La vio cerrar la boca, darse media vuelta y quedarse mirando al mar al tiempo que se cruzaba de brazos. Kate no era la única desilusionada.

–Bueno, voy a darme una ducha –dijo él–. Después, vamos a tener una pequeña charla. Y, a continuación y si te apetece, iremos a dar un paseo. O a bañarnos en la piscina, o lo que sea.

Kate no se volvió cuando preguntó:

–¿Es ésa la actividad que propones para este día?

No, en absoluto.

–Haremos lo que a ti te apetezca –respondió él dándose la vuelta.

Damon fue hasta el sitio donde tenía el equipaje y agarró unos pantalones cortos y una camiseta.

–¿Y qué hay de los deportes de alto riesgo y de las aventuras de las que tanto hablabas?

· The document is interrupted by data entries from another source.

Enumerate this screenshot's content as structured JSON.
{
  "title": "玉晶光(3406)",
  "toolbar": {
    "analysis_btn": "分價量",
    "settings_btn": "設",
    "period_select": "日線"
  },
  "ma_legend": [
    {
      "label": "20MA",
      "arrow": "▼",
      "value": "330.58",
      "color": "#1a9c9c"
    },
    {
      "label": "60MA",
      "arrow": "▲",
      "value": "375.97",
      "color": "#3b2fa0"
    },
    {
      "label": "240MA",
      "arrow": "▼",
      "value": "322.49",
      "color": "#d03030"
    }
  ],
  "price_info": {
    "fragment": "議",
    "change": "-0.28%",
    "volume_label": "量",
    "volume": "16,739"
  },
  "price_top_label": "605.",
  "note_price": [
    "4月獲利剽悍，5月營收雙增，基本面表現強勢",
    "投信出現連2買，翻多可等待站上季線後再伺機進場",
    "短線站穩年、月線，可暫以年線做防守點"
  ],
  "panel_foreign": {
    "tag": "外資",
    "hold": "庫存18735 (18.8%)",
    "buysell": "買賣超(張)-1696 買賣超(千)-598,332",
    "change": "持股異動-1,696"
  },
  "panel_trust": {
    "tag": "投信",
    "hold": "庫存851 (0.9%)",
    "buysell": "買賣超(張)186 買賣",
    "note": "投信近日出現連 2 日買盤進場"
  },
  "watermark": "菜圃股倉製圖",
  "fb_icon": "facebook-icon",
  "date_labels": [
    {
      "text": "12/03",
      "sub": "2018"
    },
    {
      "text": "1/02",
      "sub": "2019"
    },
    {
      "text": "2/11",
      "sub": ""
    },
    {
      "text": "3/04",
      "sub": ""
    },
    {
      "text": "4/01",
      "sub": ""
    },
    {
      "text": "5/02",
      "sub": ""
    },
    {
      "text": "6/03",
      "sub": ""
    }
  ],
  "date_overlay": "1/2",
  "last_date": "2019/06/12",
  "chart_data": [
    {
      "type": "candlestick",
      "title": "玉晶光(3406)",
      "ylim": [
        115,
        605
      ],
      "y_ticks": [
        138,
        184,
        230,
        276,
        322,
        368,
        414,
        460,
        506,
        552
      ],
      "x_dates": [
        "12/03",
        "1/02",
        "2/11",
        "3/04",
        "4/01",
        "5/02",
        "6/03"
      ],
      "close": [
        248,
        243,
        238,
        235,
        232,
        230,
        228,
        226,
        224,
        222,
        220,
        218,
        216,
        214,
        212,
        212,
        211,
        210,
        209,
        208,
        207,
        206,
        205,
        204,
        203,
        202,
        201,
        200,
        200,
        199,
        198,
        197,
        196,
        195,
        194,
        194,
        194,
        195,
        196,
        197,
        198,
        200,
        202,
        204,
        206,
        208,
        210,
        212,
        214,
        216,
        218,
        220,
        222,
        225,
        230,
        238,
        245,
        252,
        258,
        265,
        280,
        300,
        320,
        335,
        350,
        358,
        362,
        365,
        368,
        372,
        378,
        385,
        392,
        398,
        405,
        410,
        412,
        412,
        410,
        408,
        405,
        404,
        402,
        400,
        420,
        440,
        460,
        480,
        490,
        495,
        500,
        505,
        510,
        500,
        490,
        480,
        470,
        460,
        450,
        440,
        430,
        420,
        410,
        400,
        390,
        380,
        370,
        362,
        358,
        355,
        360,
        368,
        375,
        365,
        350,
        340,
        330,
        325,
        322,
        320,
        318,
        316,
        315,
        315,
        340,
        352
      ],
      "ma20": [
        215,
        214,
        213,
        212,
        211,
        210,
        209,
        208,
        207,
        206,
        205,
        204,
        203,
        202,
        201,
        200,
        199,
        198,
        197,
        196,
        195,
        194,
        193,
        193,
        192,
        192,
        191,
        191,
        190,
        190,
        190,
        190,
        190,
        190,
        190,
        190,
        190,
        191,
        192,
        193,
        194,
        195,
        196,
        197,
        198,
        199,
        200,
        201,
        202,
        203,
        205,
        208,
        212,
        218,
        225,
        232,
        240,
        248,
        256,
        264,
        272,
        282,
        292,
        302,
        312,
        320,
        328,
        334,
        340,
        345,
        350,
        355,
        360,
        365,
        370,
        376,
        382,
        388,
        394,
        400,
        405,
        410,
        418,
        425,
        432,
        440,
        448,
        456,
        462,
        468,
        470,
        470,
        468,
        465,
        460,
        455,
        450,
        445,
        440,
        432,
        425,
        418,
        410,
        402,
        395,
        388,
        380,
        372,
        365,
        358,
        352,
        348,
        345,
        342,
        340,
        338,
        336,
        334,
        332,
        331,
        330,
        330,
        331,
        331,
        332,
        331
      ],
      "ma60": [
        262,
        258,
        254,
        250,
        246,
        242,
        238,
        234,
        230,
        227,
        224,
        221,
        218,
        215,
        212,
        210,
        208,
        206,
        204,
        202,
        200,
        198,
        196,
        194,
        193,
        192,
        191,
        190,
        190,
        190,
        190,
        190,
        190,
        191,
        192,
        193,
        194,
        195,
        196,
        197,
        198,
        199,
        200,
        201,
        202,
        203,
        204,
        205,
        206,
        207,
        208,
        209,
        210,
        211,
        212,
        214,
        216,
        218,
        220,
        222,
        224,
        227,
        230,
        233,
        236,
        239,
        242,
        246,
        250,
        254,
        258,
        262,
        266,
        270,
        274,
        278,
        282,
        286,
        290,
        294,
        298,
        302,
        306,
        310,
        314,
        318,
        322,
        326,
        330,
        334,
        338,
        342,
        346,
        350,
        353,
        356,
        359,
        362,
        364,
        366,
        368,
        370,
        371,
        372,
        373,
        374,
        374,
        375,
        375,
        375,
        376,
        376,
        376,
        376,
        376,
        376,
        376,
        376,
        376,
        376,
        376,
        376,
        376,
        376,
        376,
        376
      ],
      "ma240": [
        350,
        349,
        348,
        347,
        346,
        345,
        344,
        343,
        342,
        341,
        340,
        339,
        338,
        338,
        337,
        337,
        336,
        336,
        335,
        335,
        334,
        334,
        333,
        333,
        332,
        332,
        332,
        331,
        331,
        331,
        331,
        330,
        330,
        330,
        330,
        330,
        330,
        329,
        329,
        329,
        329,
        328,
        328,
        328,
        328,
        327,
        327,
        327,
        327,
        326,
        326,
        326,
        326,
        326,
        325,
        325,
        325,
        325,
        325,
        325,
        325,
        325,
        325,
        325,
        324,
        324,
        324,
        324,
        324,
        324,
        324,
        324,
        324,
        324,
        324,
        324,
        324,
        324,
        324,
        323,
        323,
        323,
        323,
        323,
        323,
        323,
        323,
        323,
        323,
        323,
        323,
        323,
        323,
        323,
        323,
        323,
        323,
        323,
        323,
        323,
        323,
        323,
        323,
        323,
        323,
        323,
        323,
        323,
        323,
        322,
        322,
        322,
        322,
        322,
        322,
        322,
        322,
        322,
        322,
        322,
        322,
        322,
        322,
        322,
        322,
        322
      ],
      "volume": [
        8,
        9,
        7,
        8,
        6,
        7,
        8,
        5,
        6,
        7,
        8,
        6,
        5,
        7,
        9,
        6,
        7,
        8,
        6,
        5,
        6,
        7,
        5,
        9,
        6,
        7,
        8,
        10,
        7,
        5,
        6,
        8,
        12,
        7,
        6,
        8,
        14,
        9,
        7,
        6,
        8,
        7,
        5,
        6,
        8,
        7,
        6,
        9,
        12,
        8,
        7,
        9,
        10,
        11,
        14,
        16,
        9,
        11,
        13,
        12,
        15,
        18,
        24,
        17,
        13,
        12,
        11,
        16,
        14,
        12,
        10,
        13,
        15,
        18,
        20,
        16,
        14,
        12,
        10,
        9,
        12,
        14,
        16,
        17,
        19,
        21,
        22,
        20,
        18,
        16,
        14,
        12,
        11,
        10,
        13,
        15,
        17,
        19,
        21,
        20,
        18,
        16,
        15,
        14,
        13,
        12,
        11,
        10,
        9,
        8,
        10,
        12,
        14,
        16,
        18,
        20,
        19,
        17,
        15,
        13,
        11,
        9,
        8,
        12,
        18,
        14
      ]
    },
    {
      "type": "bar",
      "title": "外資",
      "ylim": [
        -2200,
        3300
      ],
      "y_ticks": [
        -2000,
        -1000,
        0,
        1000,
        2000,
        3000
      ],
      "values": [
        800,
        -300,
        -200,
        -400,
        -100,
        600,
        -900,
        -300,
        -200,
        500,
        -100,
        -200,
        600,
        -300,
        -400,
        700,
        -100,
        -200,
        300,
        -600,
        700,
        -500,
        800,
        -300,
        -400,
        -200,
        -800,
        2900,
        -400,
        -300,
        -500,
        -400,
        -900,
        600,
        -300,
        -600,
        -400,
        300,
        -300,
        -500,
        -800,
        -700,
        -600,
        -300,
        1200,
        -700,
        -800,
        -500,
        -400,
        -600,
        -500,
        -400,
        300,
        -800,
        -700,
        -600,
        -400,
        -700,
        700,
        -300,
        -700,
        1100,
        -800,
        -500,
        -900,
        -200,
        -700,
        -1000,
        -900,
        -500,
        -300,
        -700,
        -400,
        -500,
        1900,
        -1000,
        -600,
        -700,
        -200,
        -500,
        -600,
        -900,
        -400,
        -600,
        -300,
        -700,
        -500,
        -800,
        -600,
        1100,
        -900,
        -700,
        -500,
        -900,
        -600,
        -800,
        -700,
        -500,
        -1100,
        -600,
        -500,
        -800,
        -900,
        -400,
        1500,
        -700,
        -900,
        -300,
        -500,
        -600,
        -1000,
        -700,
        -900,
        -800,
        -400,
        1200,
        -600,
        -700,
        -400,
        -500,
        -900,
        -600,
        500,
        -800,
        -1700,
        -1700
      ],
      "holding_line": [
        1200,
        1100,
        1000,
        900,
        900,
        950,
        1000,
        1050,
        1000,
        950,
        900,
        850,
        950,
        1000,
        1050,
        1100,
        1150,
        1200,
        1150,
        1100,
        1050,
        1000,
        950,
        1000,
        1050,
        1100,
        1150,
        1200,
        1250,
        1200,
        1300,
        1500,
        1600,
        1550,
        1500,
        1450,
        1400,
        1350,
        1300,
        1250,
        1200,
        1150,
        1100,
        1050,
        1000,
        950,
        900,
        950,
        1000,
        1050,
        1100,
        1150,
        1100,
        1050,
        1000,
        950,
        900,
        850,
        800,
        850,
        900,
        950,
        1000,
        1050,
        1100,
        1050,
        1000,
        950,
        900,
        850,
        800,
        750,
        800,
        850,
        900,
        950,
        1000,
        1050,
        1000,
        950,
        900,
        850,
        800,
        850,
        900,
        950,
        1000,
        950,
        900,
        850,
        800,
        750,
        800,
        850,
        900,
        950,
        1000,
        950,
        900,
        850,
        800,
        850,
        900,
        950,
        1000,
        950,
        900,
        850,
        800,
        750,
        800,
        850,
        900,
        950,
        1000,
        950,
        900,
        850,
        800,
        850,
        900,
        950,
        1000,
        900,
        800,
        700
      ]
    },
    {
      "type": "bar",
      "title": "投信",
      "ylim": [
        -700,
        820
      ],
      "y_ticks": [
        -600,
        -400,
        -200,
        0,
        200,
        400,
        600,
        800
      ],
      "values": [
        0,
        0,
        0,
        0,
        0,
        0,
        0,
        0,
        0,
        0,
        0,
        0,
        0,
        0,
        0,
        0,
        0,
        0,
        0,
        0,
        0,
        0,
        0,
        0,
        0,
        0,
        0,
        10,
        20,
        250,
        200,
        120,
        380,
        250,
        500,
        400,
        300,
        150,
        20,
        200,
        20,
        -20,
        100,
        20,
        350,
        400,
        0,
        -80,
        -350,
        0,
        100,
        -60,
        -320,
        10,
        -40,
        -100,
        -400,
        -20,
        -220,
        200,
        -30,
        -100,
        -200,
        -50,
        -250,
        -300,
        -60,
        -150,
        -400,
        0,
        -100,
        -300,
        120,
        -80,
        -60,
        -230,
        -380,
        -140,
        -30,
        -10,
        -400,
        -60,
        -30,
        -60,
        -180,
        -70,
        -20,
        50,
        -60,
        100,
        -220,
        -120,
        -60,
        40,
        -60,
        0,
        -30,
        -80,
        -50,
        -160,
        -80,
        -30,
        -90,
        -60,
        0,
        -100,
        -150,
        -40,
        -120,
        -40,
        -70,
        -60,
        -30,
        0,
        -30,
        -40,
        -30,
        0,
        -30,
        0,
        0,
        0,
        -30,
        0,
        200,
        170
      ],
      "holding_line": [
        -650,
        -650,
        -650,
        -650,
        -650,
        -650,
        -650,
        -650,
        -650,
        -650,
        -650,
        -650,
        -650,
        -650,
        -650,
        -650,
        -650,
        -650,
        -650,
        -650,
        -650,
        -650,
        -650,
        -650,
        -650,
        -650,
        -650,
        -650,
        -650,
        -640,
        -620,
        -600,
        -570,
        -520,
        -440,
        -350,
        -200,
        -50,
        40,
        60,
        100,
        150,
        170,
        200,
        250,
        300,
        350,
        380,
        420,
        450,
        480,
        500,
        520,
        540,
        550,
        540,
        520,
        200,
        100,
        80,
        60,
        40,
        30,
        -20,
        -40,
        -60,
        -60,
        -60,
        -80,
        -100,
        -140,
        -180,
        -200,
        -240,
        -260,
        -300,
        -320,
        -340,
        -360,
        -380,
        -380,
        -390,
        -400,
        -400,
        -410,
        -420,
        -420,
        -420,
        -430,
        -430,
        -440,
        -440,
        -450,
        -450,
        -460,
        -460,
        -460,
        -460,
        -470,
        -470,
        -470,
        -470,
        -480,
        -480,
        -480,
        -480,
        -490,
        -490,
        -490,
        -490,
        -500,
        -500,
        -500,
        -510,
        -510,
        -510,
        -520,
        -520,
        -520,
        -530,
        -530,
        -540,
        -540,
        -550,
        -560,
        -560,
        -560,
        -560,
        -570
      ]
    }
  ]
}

Se quitó las zapatillas de deporte.

–Has estado mala. Hoy quiero que descanses y te recuperes. Podemos bañarnos en la piscina, como actividad deportiva del día. Ah, y antes de que se me olvide, una huésped del hotel me ha preguntado por ti cuando estaba en el gimnasio –Damon comenzó a andar hacia el cuarto de baño–. Te vio marearte en el vestíbulo del hotel anoche y me ha pedido que te diga que, si no te fías de los médicos de aquí, ella es médico y tiene su consulta en Perth. Está en la habitación treinta y tres.

Kate oyó la puerta del cuarto de baño cerrarse. Así que la rubia era médico. Ahora sí que se sentía como una idiota.

Damon no era Nick. No se parecía en nada a Nick.